Sensors that are already built into extruders can also be used as PAT signals. The torque of the extruder drive motor, for example, should stay constant duringsteady-state processing, and can be used in process control, notes Leister.
Twin-screw extruders can also be used for continuous processing of gel mass used in casings for soft-gel capsules. In April 2018, Leistritz introduced a twin-screw extrusion (TSE) system to continuously mix and condition gel-mass formulations. The system, which uses a ZSE-LS model twin screw extruder, replaces batch mixing for gel-mass R&D and production processes, and the continuous process is inherently more consistent and repeatable, says the company.

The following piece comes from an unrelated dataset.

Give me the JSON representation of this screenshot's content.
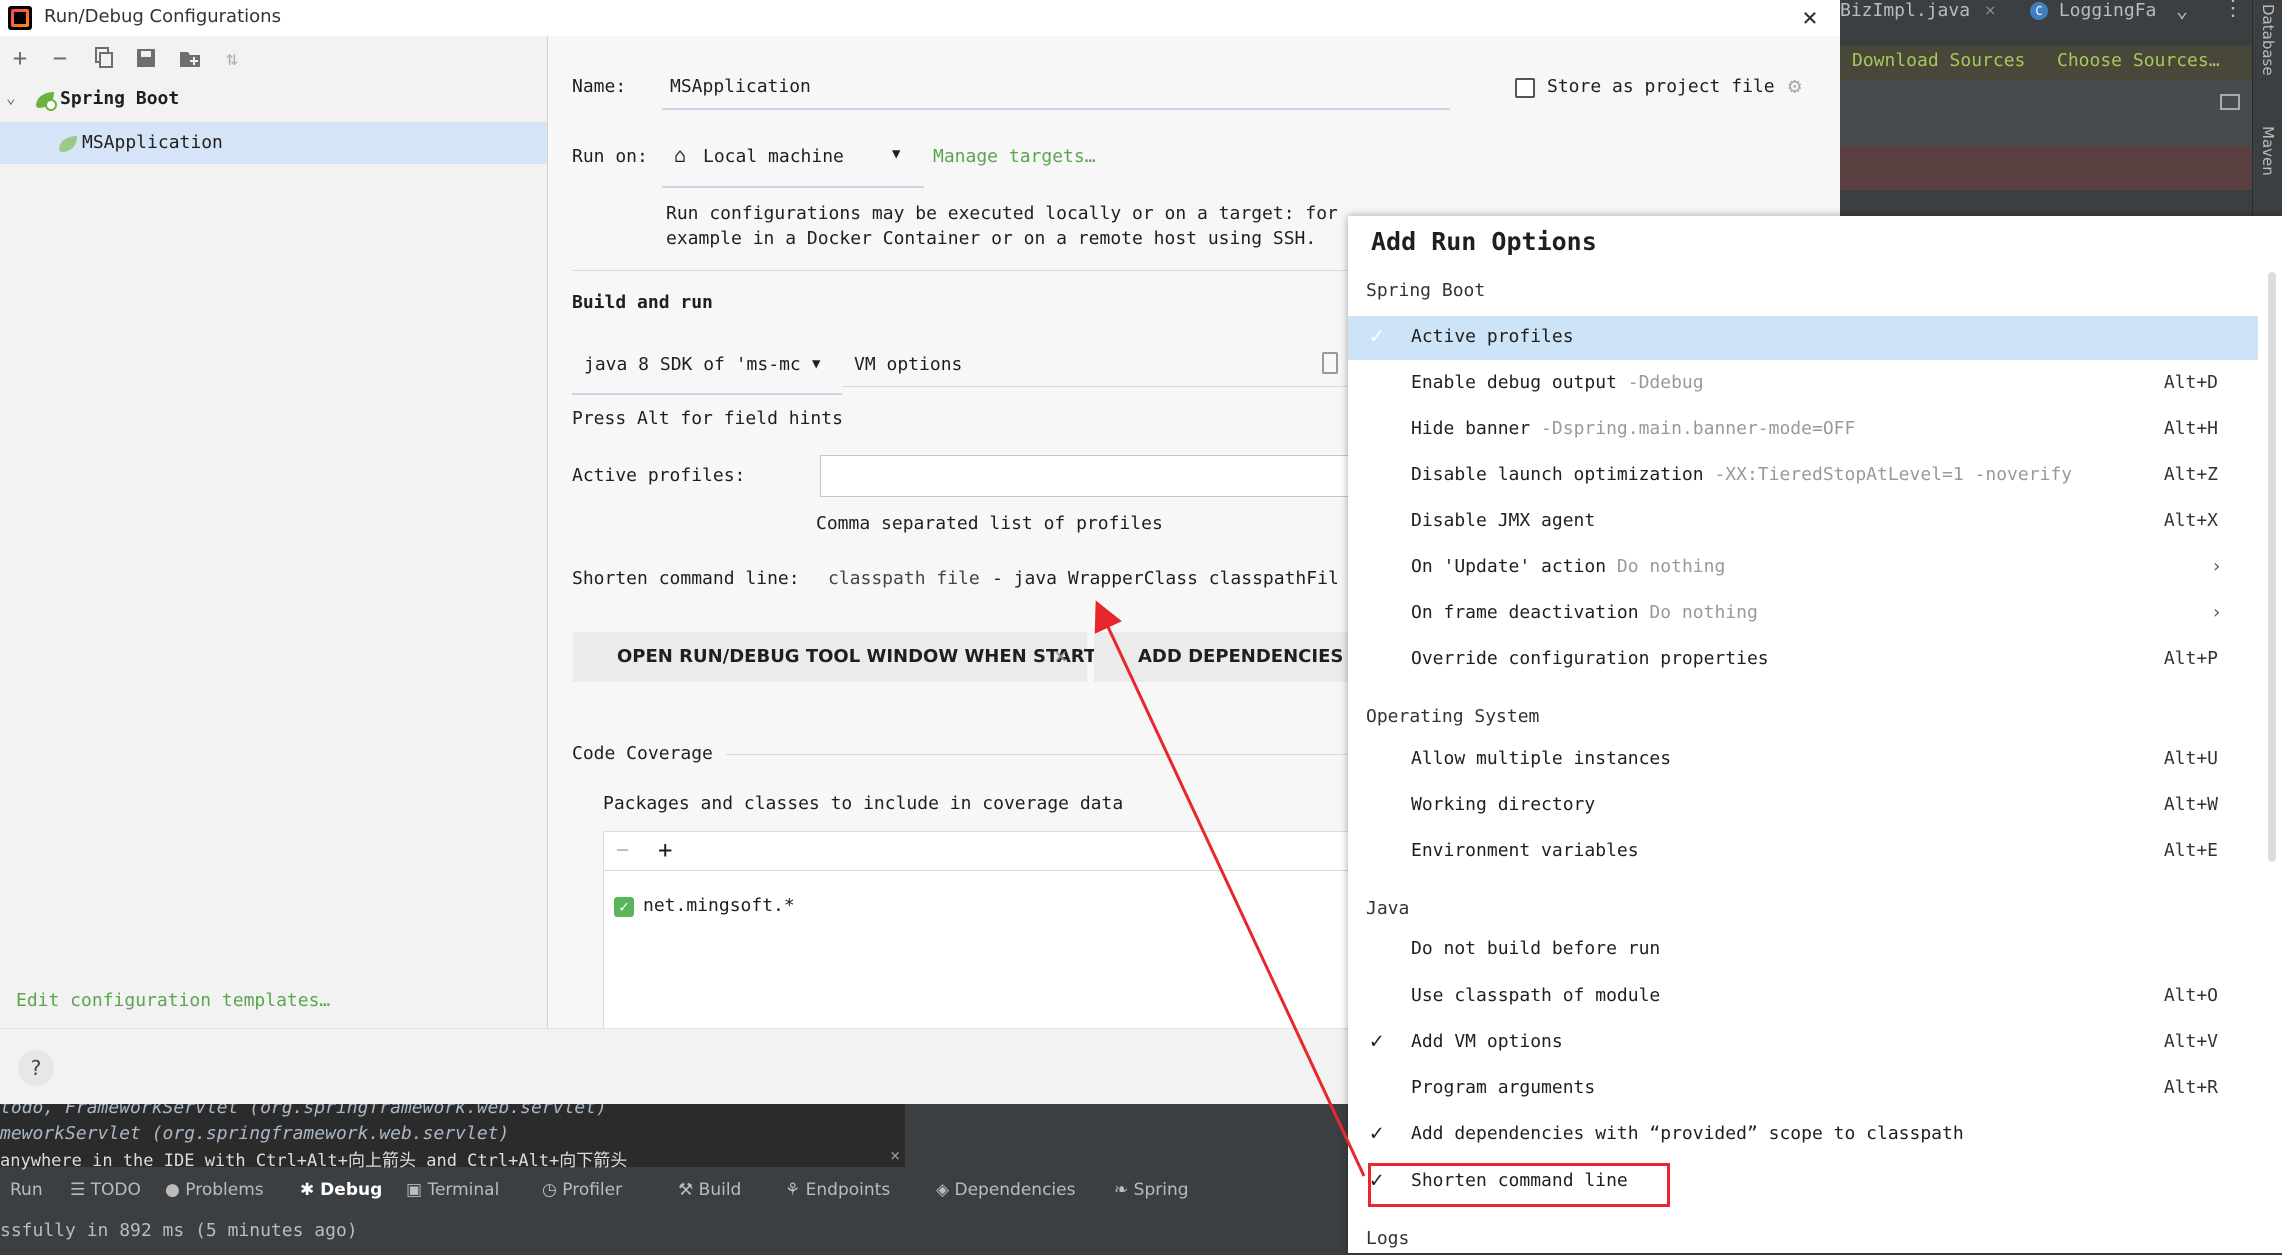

Continuous, real-time monitoring of the TSE process parameters ensures product quality.
“The short residence time inherent with the TSE process section helps avoid degradation of the gel-mass,” explained Leistritz (3). “It is estimated that the residence time in the TSE process section is less than two to three minutes. … Raw ingredients (gelatin, starches, water, plasticizer, and other additives, such as colorants and flavors) are sequentially metered into the extruder process section where they are heated, hydrated, mixed, and pumped to an intermediate filling station. The intermediate filling station refills two spreader boxes to form thin webs on chilled rolls, which are integrated with die rollers and liquid injection apparatus to produce soft-gel capsules.”
The food and polymer industries successfully transitioned from batch to continuous processing using twin-screw extruders fifty years ago, and use of TSG is expected to continue to evolve in the pharma industry, say experts (2).
1. Thermo Scientific, “New Twin-screw Granulator Helps Maximize Throughput in Continuous Drug Manufacturing,” Press Release, June 25, 2018.
2. N. Kittikunakorn, et al., “Processes, Chllenges, and the Future of Twin-Screw Granulation for Manufacturing Oral Tablets and Capsules,” AAPS News Magazine, March 2018.
3. Leistritz, “Leistritz Introduces a Continuous Twin Screw Extrusion System That Replaces Batch Mixing for Gel Mass R&D and Production,” Press Release, April 16, 2018.